Belediyelerin görevi, kendi şehirlerine turist çekmekken, Muğla Büyükşehir Belediyesi bizzat gelen turistleri Yunan adalarına yönlendiriyor. Ekonomik krizin pençesindeki esnaf, otelci, tur rehberi yerine Yunan esnafı kazanıyor. Bu da sosyal belediyecilik ilkeleriyle taban tabana zıt bir uygulamaya işaret ediyor.
Kamuoyu Cevap Bekliyor
Muğla kamuoyu şu soruların yanıtını bekliyor:
Bu projeden kimin cebine ne kadar para girdi?
MUTTAŞ zarar ederken İDO nasıl kâr etti?
Ahmet Aras’ın yakın arkadaşını şirkete ataması etik midir?

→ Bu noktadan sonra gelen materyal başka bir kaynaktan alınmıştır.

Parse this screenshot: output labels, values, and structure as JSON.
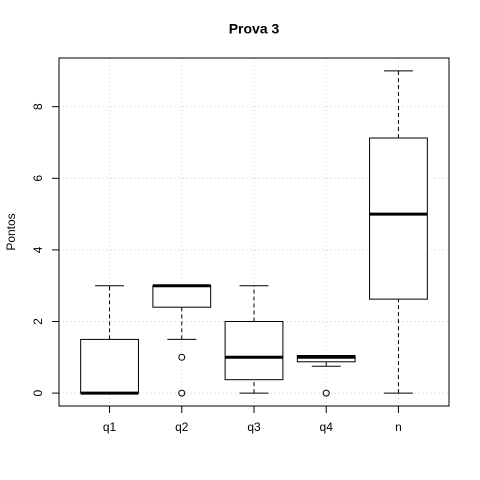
{
  "chart_data": {
    "type": "boxplot",
    "title": "Prova 3",
    "ylabel": "Pontos",
    "categories": [
      "q1",
      "q2",
      "q3",
      "q4",
      "n"
    ],
    "boxes": [
      {
        "whisker_low": 0,
        "q1": 0,
        "median": 0,
        "q3": 1.5,
        "whisker_high": 3,
        "outliers": []
      },
      {
        "whisker_low": 1.5,
        "q1": 2.4,
        "median": 3,
        "q3": 3,
        "whisker_high": 3,
        "outliers": [
          1,
          0
        ]
      },
      {
        "whisker_low": 0,
        "q1": 0.375,
        "median": 1,
        "q3": 2,
        "whisker_high": 3,
        "outliers": []
      },
      {
        "whisker_low": 0.75,
        "q1": 0.875,
        "median": 1,
        "q3": 1.05,
        "whisker_high": 1.05,
        "outliers": [
          0
        ]
      },
      {
        "whisker_low": 0,
        "q1": 2.625,
        "median": 5,
        "q3": 7.125,
        "whisker_high": 9,
        "outliers": []
      }
    ],
    "color": "#000000",
    "ylim": [
      -0.36,
      9.36
    ],
    "yticks": [
      0,
      2,
      4,
      6,
      8
    ],
    "grid": true
  }
}
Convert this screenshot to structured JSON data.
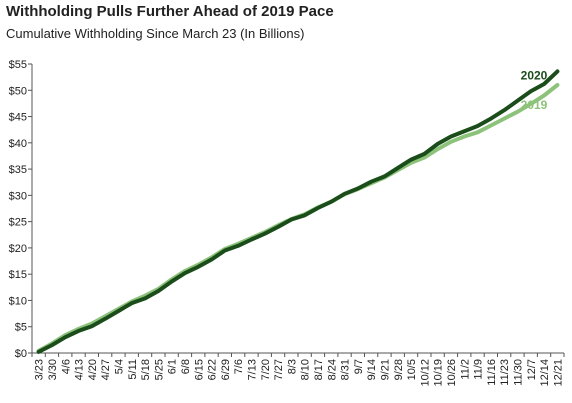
{
  "chart_data": {
    "type": "line",
    "title": "Withholding Pulls Further Ahead of 2019 Pace",
    "subtitle": "Cumulative Withholding Since March 23 (In Billions)",
    "ylim": [
      0,
      55
    ],
    "yticks": [
      0,
      5,
      10,
      15,
      20,
      25,
      30,
      35,
      40,
      45,
      50,
      55
    ],
    "ytick_labels": [
      "$0",
      "$5",
      "$10",
      "$15",
      "$20",
      "$25",
      "$30",
      "$35",
      "$40",
      "$45",
      "$50",
      "$55"
    ],
    "x_labels": [
      "3/23",
      "3/30",
      "4/6",
      "4/13",
      "4/20",
      "4/27",
      "5/4",
      "5/11",
      "5/18",
      "5/25",
      "6/1",
      "6/8",
      "6/15",
      "6/22",
      "6/29",
      "7/6",
      "7/13",
      "7/20",
      "7/27",
      "8/3",
      "8/10",
      "8/17",
      "8/24",
      "8/31",
      "9/7",
      "9/14",
      "9/21",
      "9/28",
      "10/5",
      "10/12",
      "10/19",
      "10/26",
      "11/2",
      "11/9",
      "11/16",
      "11/23",
      "11/30",
      "12/7",
      "12/14",
      "12/21"
    ],
    "grid": false,
    "colors": {
      "2020": "#1b4d1b",
      "2019": "#8cc27a"
    },
    "series": [
      {
        "name": "2020",
        "values": [
          0.2,
          1.5,
          3.0,
          4.2,
          5.1,
          6.5,
          8.0,
          9.5,
          10.4,
          11.8,
          13.6,
          15.2,
          16.4,
          17.8,
          19.5,
          20.4,
          21.6,
          22.7,
          24.0,
          25.4,
          26.2,
          27.6,
          28.8,
          30.3,
          31.3,
          32.6,
          33.6,
          35.2,
          36.8,
          37.9,
          39.8,
          41.2,
          42.2,
          43.2,
          44.6,
          46.2,
          48.0,
          49.8,
          51.2,
          53.6
        ]
      },
      {
        "name": "2019",
        "values": [
          0.4,
          1.8,
          3.4,
          4.6,
          5.6,
          7.0,
          8.4,
          9.8,
          10.9,
          12.2,
          14.0,
          15.6,
          16.8,
          18.2,
          19.8,
          20.8,
          21.9,
          23.0,
          24.3,
          25.5,
          26.4,
          27.7,
          28.8,
          30.2,
          31.2,
          32.3,
          33.4,
          34.8,
          36.2,
          37.2,
          38.8,
          40.2,
          41.2,
          42.0,
          43.3,
          44.6,
          45.9,
          47.4,
          49.0,
          51.0
        ]
      }
    ]
  }
}
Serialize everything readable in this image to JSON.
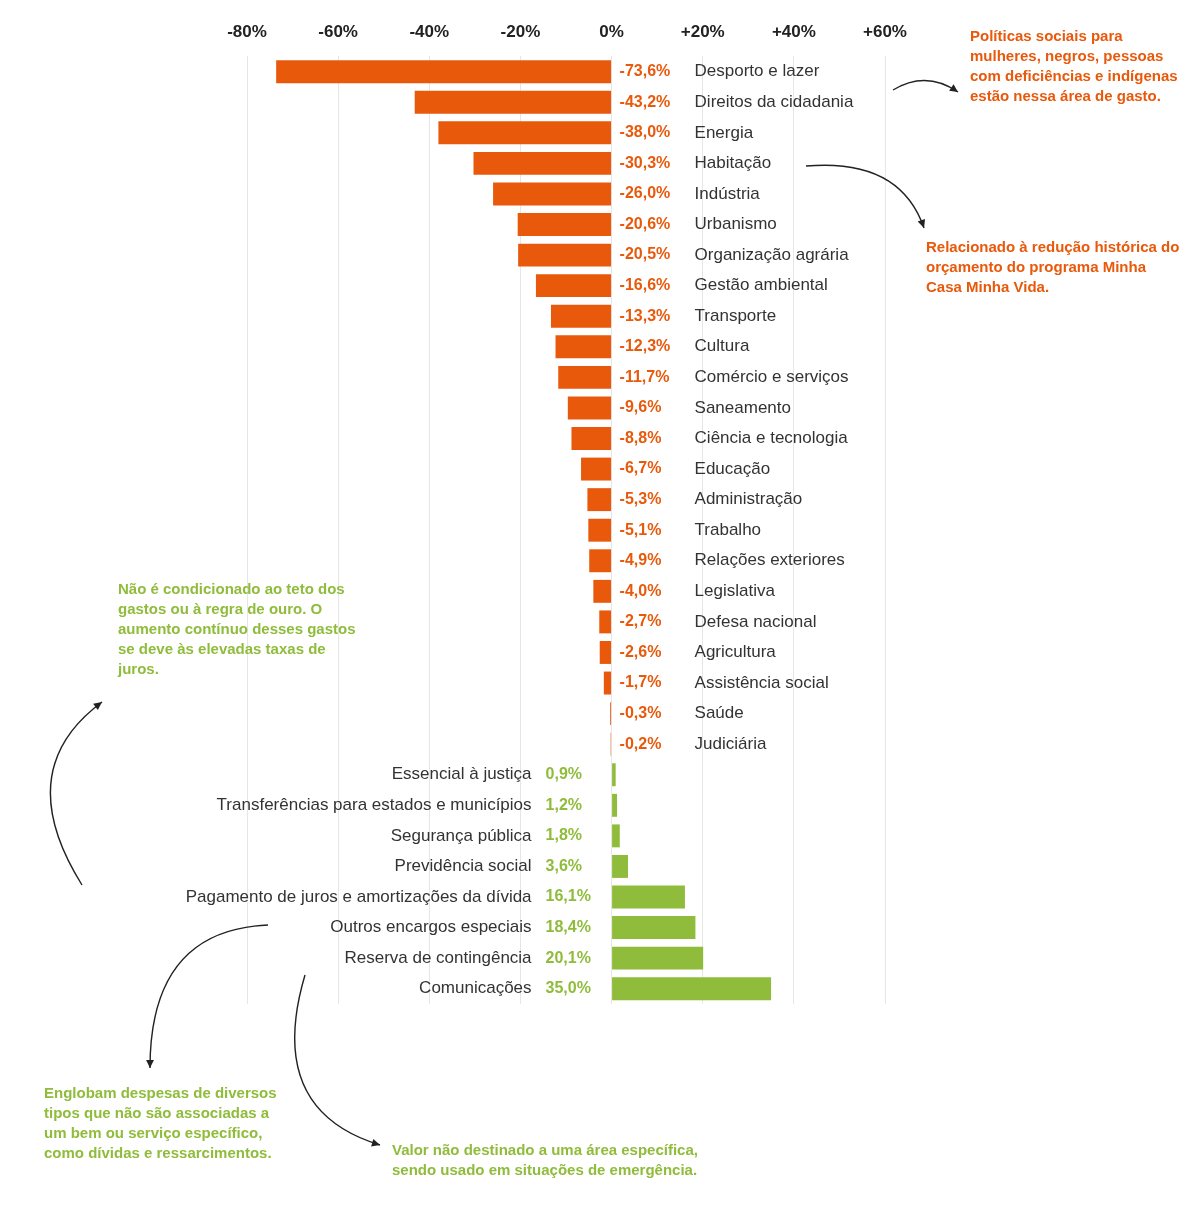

Bu ticari faaliyet sosyal belediyecilikle nasıl bağdaşıyor?
Muğla Cumhuriyet Başsavcılığını konuyla ilgili Re’sen soruşturma açması bekleniyor
NE OLMUŞTU?
MUTTAŞ’ın başına Aras’ın yakın arkadaşı getirilmişti
Muğla Büyükşehir Belediyesi’nin iştiraki olan MUTTAŞ A.Ş.’nin Yönetim Kurulu Başkanlığı görevine, Belediye Başkanı Ahmet Aras’a yakınlığıyla bilinen Uğur İlhami Özden atanmıştı. Özden’in, Aras’ın Bodrum Belediye Başkanlığı döneminden itibaren birlikte çalıştığı isimlerden biri olduğu kamuoyunda biliniyordu.
Muğla Büyükşehir Belediye Başkanı Ahmet Aras, göreve geldikten kısa bir süre sonra kamuoyunda büyük yankı uyandıran lüks harcamalarla gündeme gelmiş
MUTTAŞ;
· Başkan Aras için 20 milyon lira değerinde ultra lüks makam aracı almış,
· Ayrıca 80 milyon lirayı bulan masraflarla yeni bir makam odası binası Halkbank’tan alınmıştı
Özden’in 75 bin metrekarelik orman arazisi imara açılmıştı
MUTTAŞ Yönetim Kurulu Başkanı Uğur İlhami Özden’in ailesine ait olduğu belirtilen Bodrum Sazköy Mahallesi’ndeki 75 dönümlük tarım ve orman arazisi, Ahmet Aras’ın Bodrum Belediye Başkanlığı döneminde “ekoturizm” adı altında imara açılmıştı.
Kamuoyunda bu süreç, “kişiye özel imar düzenlemesi” olarak değerlendirilmiş ve Başkan Aras döneminde rant amacıyla hayata geçirilen planlama Bodrum Belediye Başkanı Tamer Mandalinci tarafında Bodrum Belediye Meclisine getirilmiş oy birliği ile Ahmet Aras’ın rant planı iptal edilmişti.